There have been some other, related questions: here, here, and here, but I wanted to verify whether I have any errors in my proof. While this question was taken from Artin's Algebra [2.5.7], it reminded me of a related question in Axler's Linear Algebra Done Right [3.D.16], so I tried to solve it using a linear algebra approach.
Exercise [Artin 2.5.7]: Determine the center of $GL_n(\mathbb{R})$. Hint: You are asked to determine the invertible matrices $A$ that commute with every invertible matrix $B$. Do not test with a general matrix $B$. Test with elementary matrices.
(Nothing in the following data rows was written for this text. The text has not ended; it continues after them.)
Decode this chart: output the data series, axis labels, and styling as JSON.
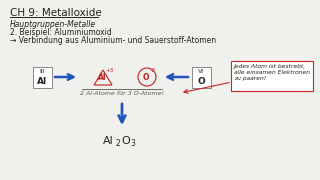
{
  "title": "CH 9: Metalloxide",
  "subtitle1": "Hauptgruppen-Metalle",
  "subtitle2": "2. Beispiel: Aluminiumoxid",
  "subtitle3": "→ Verbindung aus Aluminium- und Sauerstoff-Atomen",
  "box_left_top": "III",
  "box_left_bot": "Al",
  "box_right_top": "VI",
  "box_right_bot": "O",
  "center_label": "2 Al-Atome für 3 O-Atome!",
  "note_text": "Jedes Atom ist bestrebt,\nalle einsamen Elektronen\nzu paaren!",
  "bg_color": "#f0f0ec",
  "arrow_blue": "#2255bb",
  "note_red": "#cc2222",
  "box_edge": "#888888",
  "text_dark": "#222222",
  "text_gray": "#555555",
  "al_color": "#bb2222",
  "o_color": "#bb2222"
}
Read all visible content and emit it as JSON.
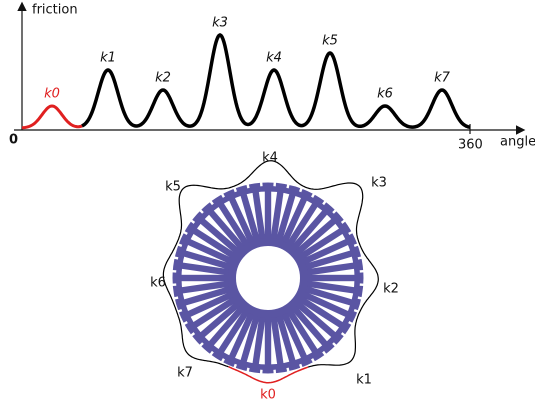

Original Proof (updated proof below): We prove the contrapositive: if $T \in \mathcal{L}(V)$ is not a scalar multiple of the identity then $ST \neq TS$ for every invertible $S \in \mathcal{L}(V)$. Since $T$ is not a scalar multiple of the identity, there exists some $v \in V$ for which $v, Tv$ are linearly independent. By 2.33 in Axler's LADR we can extend to a basis of $V: v, Tv, v_3, \ldots, v_n$. By 3.5 in LADR, we can define a $S \in \mathcal{L}(V)$ such that $Sv = v$, $S(Tv) = cTv$ where $c \neq 0$ and $c \neq 1$, and $Sv_j = v_j$ for $j=3,\ldots,n$. Then
$Tv \neq cTv \Rightarrow T(Sv) \neq S(Tv) \Rightarrow (TS)v \neq (ST)v$
Since the range of $S$ is n-dimensional, $S$ is surjective. By 3.69 in LADR, we know then that $S$ is also invertible. Therefore we've proven that if $ST = TS$ for every invertible map $S \in \mathcal{L}(V)$, then $T$ is a scalar multiple of the identity.
My Questions: Some things I'd like verification on
- Did I properly define a $S \in \mathcal{L}(V)$ such that $S$ is invertible but is not commutative with $T$?
- Is it correct to assume that "there exists some $v \in V$ for which $v, Tv$ is linearly independent" if $T$ is not a scalar multiple of $I$? I didn't include the proof but it would look something like:
Suppose for all $v \in V$, $Tv = {\alpha}v$ where $\alpha$ is some constant and $v_1, v_2, \ldots, v_n$ form a basis of $V$. Then $Tv = {\alpha}v = \alpha(c_1v_1 + c_2v_2 + \ldots + c_nv_n)$, but also $Tv = c_1Tv_1 + c_2Tv_2 + \ldots + c_nTv_n = c_1\beta_1v_1 + c_2\beta_2v_2 + \ldots + c_n\beta_nv_n$, which implies that $\alpha = \beta_1 = \beta_2 = \ldots = \beta_n$.
Updated Proof (based on feedback):
We prove that if $T \in \mathcal{L}(V)$ is not a scalar multiple of the identity then there exists an invertible $S \in \mathcal{L}(V)$ such that $ST \neq TS$.
Lemma. If $T$ is not a scalar multiple of the identity, there exists some $v \in V$ for which $v, Tv$ are linearly independent.
By 2.33 in Axler's LADR we can extend $v, Tv$ to a basis of $V: v, Tv, v_3, \ldots, v_n$. By 3.5 in LADR, we can define a $S \in \mathcal{L}(V)$ such that $Sv = v$, $S(Tv) = 2Tv$, and $Sv_j = v_j$ for $j=3,\ldots,n$. Then
$Tv \neq 2Tv \Rightarrow T(Sv) \neq S(Tv) \Rightarrow (TS)v \neq (ST)v$
Since the range of $S$ is n-dimensional, $S$ is surjective. By 3.69 in LADR, we know then that $S$ is also invertible. Therefore we've proven that if $ST = TS$ for every invertible map $S \in \mathcal{L}(V)$, then $T$ is a scalar multiple of the identity. It follows that every scalar multiple of the identity is central to $GL_n(\mathbb{R})$.
Proof of Lemma: Suppose for all $v \in V$, $Tv = a_vv$ for some scalar $a_v$ that depends on $v$. If not all $a_v$ are equal, then let $v_1, v_2 \in V$ such that $a_{v_1} \neq a_{v_2}$ (necessarily independent). It follows that $T(v_1 + v_2) = T(v_1) + T(v_2) = a_{v_1}v_1+a_{v_2}v_2$ and $T(v_1 + v_2) = a_{v_1+v_2}(v_1+v_2)$. But since $a_{v_1}v_1+a_{v_2}v_2 \neq a_{v_1+v_2}(v_1+v_2)$ (would imply $a_{v_1} = a_{v_1+v_2} = a_{v_2}$) we have a contradiction.